Could you imagine a one ton ball rolling around inside a cargo plane.
One thing they don‘t need is an expensive guidance/navigation system, and the money to develop one. The person driving the helicopter is the GNC package!
With pointy end up, flame-y end down landings, aren’t we looking at the future ability to quickly restack the launch vehicle so that it can have a high launch cadence? Landing on a runway seems cooler to me, but it takes a movement to the launch pad and a rotation before restacking for launch, each action taking valuable time to perform. Landing flame-y end down at the pad, as SpaceX plans, only requires the restack move.
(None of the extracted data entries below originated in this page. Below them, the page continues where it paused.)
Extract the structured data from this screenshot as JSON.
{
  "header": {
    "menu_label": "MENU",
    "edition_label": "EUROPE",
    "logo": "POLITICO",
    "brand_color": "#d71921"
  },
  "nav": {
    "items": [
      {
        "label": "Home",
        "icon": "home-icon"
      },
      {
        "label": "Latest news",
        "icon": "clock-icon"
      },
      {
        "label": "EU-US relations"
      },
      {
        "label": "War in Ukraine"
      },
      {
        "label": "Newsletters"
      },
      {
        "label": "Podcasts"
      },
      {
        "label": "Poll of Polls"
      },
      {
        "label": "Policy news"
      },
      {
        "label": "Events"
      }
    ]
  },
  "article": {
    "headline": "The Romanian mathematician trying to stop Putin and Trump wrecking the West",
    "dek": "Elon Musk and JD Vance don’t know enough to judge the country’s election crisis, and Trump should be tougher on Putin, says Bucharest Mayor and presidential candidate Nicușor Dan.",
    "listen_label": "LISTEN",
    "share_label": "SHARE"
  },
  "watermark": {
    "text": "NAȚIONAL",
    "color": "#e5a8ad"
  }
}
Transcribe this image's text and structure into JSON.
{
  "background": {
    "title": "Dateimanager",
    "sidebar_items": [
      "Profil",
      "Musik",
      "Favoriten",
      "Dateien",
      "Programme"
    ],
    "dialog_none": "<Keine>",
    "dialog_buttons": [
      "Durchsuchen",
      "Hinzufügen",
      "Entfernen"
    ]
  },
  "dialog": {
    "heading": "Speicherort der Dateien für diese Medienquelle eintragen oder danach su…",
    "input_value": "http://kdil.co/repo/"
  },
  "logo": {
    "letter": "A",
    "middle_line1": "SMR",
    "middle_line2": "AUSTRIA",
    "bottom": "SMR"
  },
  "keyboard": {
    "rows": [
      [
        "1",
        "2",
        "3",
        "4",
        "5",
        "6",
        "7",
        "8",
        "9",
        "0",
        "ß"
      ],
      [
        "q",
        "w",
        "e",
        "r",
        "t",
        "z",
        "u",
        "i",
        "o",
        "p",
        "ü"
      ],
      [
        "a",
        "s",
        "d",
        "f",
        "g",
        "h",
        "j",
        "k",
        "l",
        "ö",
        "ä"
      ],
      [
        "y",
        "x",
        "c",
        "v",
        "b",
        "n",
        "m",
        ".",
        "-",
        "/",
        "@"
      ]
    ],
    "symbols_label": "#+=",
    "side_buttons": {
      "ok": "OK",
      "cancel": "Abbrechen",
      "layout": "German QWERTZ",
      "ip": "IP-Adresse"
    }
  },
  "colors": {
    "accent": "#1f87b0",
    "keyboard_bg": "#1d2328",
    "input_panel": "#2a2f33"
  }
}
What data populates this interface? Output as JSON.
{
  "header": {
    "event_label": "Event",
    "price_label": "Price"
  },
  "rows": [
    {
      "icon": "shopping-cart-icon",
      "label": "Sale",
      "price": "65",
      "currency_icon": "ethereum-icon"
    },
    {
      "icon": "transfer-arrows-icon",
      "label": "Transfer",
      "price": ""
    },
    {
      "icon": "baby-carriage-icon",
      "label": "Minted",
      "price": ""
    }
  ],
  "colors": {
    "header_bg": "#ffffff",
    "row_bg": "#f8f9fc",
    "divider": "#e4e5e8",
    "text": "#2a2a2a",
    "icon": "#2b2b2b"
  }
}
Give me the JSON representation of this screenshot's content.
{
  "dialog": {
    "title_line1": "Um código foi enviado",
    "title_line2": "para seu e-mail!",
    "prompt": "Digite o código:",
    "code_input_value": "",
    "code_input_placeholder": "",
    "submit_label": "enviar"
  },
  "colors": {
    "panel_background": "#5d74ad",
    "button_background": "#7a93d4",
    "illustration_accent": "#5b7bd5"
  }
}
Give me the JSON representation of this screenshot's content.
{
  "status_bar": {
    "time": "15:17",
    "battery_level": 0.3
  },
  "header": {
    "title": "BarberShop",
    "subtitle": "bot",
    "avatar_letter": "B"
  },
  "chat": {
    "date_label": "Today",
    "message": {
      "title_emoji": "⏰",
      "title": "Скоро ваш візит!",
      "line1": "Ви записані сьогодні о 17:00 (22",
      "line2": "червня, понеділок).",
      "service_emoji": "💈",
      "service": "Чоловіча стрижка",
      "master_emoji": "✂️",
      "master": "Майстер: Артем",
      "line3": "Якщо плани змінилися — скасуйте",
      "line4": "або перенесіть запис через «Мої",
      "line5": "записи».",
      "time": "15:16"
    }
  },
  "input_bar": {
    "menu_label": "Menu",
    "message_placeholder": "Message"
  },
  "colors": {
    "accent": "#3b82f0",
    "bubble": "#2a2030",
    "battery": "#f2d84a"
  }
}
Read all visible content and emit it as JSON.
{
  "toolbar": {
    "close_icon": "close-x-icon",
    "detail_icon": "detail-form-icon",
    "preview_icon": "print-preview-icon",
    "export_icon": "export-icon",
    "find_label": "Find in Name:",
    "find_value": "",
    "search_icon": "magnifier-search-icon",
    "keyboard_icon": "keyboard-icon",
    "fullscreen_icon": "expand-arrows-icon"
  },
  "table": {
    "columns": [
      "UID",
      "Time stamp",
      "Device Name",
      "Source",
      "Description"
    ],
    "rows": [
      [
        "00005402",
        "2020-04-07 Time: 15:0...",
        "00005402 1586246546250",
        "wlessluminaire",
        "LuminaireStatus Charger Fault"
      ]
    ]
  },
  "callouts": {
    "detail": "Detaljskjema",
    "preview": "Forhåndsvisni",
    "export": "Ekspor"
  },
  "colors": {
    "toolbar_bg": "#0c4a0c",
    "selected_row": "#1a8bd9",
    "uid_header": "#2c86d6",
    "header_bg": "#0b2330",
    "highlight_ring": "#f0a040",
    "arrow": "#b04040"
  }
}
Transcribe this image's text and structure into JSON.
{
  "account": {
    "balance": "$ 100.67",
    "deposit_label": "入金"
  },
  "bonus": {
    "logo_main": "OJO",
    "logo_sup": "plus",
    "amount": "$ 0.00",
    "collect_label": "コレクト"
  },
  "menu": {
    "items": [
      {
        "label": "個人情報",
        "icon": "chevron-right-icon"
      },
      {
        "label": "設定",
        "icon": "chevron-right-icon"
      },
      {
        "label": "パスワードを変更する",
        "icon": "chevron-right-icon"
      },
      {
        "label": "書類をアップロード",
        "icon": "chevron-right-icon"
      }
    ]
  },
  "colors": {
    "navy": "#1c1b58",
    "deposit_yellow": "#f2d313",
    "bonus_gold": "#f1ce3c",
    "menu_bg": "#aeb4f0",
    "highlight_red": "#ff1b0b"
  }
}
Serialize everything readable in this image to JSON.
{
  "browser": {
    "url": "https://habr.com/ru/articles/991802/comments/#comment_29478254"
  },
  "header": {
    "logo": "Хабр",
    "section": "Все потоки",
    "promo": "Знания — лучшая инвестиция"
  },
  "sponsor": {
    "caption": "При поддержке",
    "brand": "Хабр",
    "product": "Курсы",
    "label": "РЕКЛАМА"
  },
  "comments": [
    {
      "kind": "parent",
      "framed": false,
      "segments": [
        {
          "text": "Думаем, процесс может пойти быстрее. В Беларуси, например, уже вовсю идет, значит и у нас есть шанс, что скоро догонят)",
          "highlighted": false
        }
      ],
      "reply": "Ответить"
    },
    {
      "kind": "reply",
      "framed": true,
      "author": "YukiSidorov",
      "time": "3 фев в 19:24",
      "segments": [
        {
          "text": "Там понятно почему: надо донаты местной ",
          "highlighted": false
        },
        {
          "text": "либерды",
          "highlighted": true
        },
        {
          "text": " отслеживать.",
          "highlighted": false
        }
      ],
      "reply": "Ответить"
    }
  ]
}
Rocket Lab, of course, is not landing but is catching. Unlike SpaceX, their idea is not to be able to launch multiple times each day but to save the construction time so that they can once or more times each launch week, so at this time they are not as eager to land next to the launch pad. The goals are different, so the strategies are different.
Should read: “so that they can launch once or more times each week”
“Not as cool as landing, but it may be the best that can be done with such a small stage.”
That’s the problem. It’s a very small stage, and the mass penalty for the necessary propellant, and the hydraulics for gimbaling on landing were just prohibitive.
No, it appears Peter Beck is going to leave retropropulsion to his next generation rocket, the Neutron. It will actually be large enough to absorb the mass penalties.
Kewl!
https://www.youtube.com/watch?v=7kwAPr5G6WA
sippin_bourbon,
Thank you for the excellent video.
I like the way Peter Beck thinks. What a surprising way to return the fairings.